Doch die Realität sieht anders aus: Im europäischen Vergleich geben Deutsche eher wenig für Lebensmittel aus und kaufen Nahrungsmittel großteils im Discounter.
Natürlich gibt es Ausnahmen: Einigen Menschen gelingt es, ökologisch und umweltbewusst einzukaufen. Auch sind Bio-Produkte in den vergangenen Jahren beliebter geworden – immer mehr Discounter führen sie in ihrem Sortiment .

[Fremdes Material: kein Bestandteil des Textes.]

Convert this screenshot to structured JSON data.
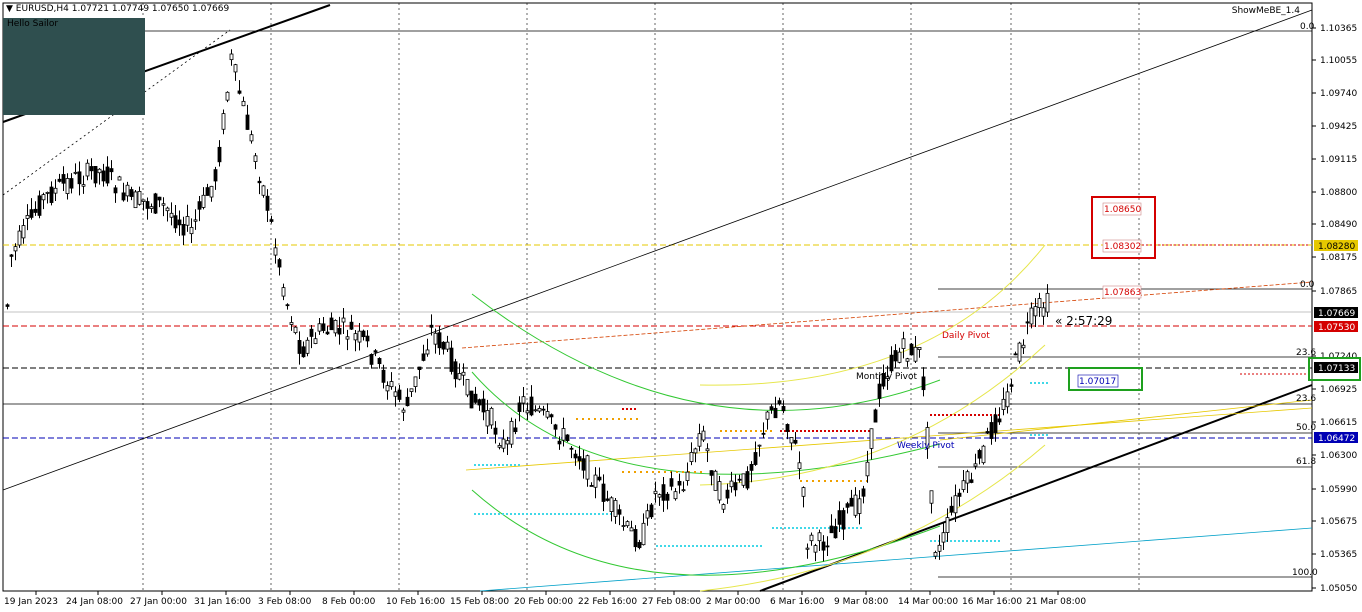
{
  "chart_header": {
    "symbol_line": "EURUSD,H4  1.07721 1.07749 1.07650 1.07669",
    "indicator": "ShowMeBE_1.4",
    "panel_text": "Hello Sailor",
    "countdown": "« 2:57:29"
  },
  "levels": {
    "fib_0_top": "0.0",
    "fib_0_mid": "0.0",
    "fib_236": "23.6",
    "fib_382": "23.6",
    "fib_50": "50.0",
    "fib_618": "61.8",
    "fib_100": "100.0"
  },
  "boxes": {
    "red_top": "1.08650",
    "red_bottom": "1.08302",
    "orange": "1.07863",
    "green": "1.07017"
  },
  "labels": {
    "daily_pivot": "Daily Pivot",
    "monthly_pivot": "Monthly Pivot",
    "weekly_pivot": "Weekly Pivot"
  },
  "price_axis": [
    "1.10365",
    "1.10055",
    "1.09740",
    "1.09425",
    "1.09115",
    "1.08800",
    "1.08490",
    "1.08175",
    "1.07865",
    "1.07240",
    "1.06925",
    "1.06615",
    "1.06300",
    "1.05990",
    "1.05675",
    "1.05365",
    "1.05050"
  ],
  "price_tags": {
    "yellow": "1.08280",
    "current": "1.07669",
    "red": "1.07530",
    "black": "1.07133",
    "blue": "1.06472"
  },
  "time_axis": [
    "19 Jan 2023",
    "24 Jan 08:00",
    "27 Jan 00:00",
    "31 Jan 16:00",
    "3 Feb 08:00",
    "8 Feb 00:00",
    "10 Feb 16:00",
    "15 Feb 08:00",
    "20 Feb 00:00",
    "22 Feb 16:00",
    "27 Feb 08:00",
    "2 Mar 00:00",
    "6 Mar 16:00",
    "9 Mar 08:00",
    "14 Mar 00:00",
    "16 Mar 16:00",
    "21 Mar 08:00"
  ],
  "colors": {
    "bull": "#000000",
    "bear": "#000000",
    "yellow_line": "#e6c800",
    "red_line": "#d40000",
    "blue_line": "#0000b4",
    "green_arc": "#32c832",
    "yellow_arc": "#e6e64b",
    "cyan_dots": "#40d8e8",
    "orange_dots": "#f0a000"
  }
}
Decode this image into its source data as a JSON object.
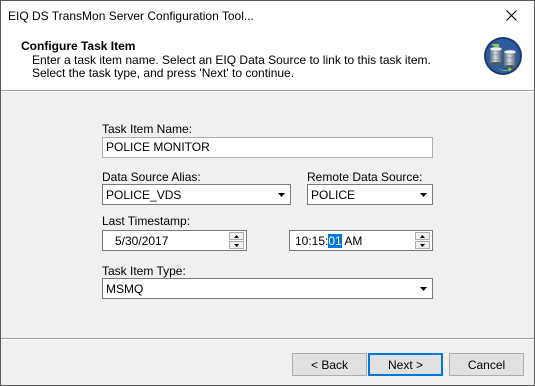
{
  "window": {
    "title": "EIQ DS TransMon Server Configuration Tool...",
    "close_glyph": "close-icon"
  },
  "header": {
    "title": "Configure Task Item",
    "description": "Enter a task item name.  Select an EIQ Data Source to link to this task item.  Select the task type, and press 'Next' to continue.",
    "icon": "database-sync-icon"
  },
  "form": {
    "task_item_name": {
      "label": "Task Item Name:",
      "value": "POLICE MONITOR"
    },
    "data_source_alias": {
      "label": "Data Source Alias:",
      "value": "POLICE_VDS"
    },
    "remote_data_source": {
      "label": "Remote Data Source:",
      "value": "POLICE"
    },
    "last_timestamp": {
      "label": "Last Timestamp:",
      "date": "5/30/2017",
      "time_prefix": "10:15:",
      "time_selected": "01",
      "time_suffix": " AM"
    },
    "task_item_type": {
      "label": "Task Item Type:",
      "value": "MSMQ"
    }
  },
  "buttons": {
    "back": "< Back",
    "next": "Next >",
    "cancel": "Cancel"
  },
  "colors": {
    "selection": "#0078d7",
    "header_bg": "#ffffff",
    "dialog_bg": "#f0f0f0"
  }
}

Der Umsatz mit Bio-Lebensmittel erreichte im Jahr 2020 eine neue Rekordsumme – Der deutsche Lebensmittelhandel setzte mit dem Verkauf von Lebensmitteln in Bio-Qualität rund 14,99 Milliarden Euro um. In den vergangenen zehn Jahren konnte der Umsatz mit Bio-Lebensmitteln damit mehr als verdoppelt werden.
Bio boomt
Ökologische Landwirtschaft in Deutschland
Die Landwirtschaft, die Ernährungsindustrie und der Lebensmittelhandel reagieren auf die wachsende Nachfrage – Die Anzahl der angemeldeten landwirtschaftlichen Bio-Betriebe ist auf über 30.000 Höfe gestiegen. Mittlerweile wird in Deutschland auf rund 1,6 Millionen Hektar ökologischer Landbau betrieben. Dennoch befindet sich die Bio-Landwirtschaft noch in einer Nische, der Anteil an der landwirtschaftlichen Gesamtfläche liegt in Deutschland noch bei rund zehn Prozent.Das spiegelt nicht einmal annähernd das Interesse wider, das die Umfragen ermittelt haben.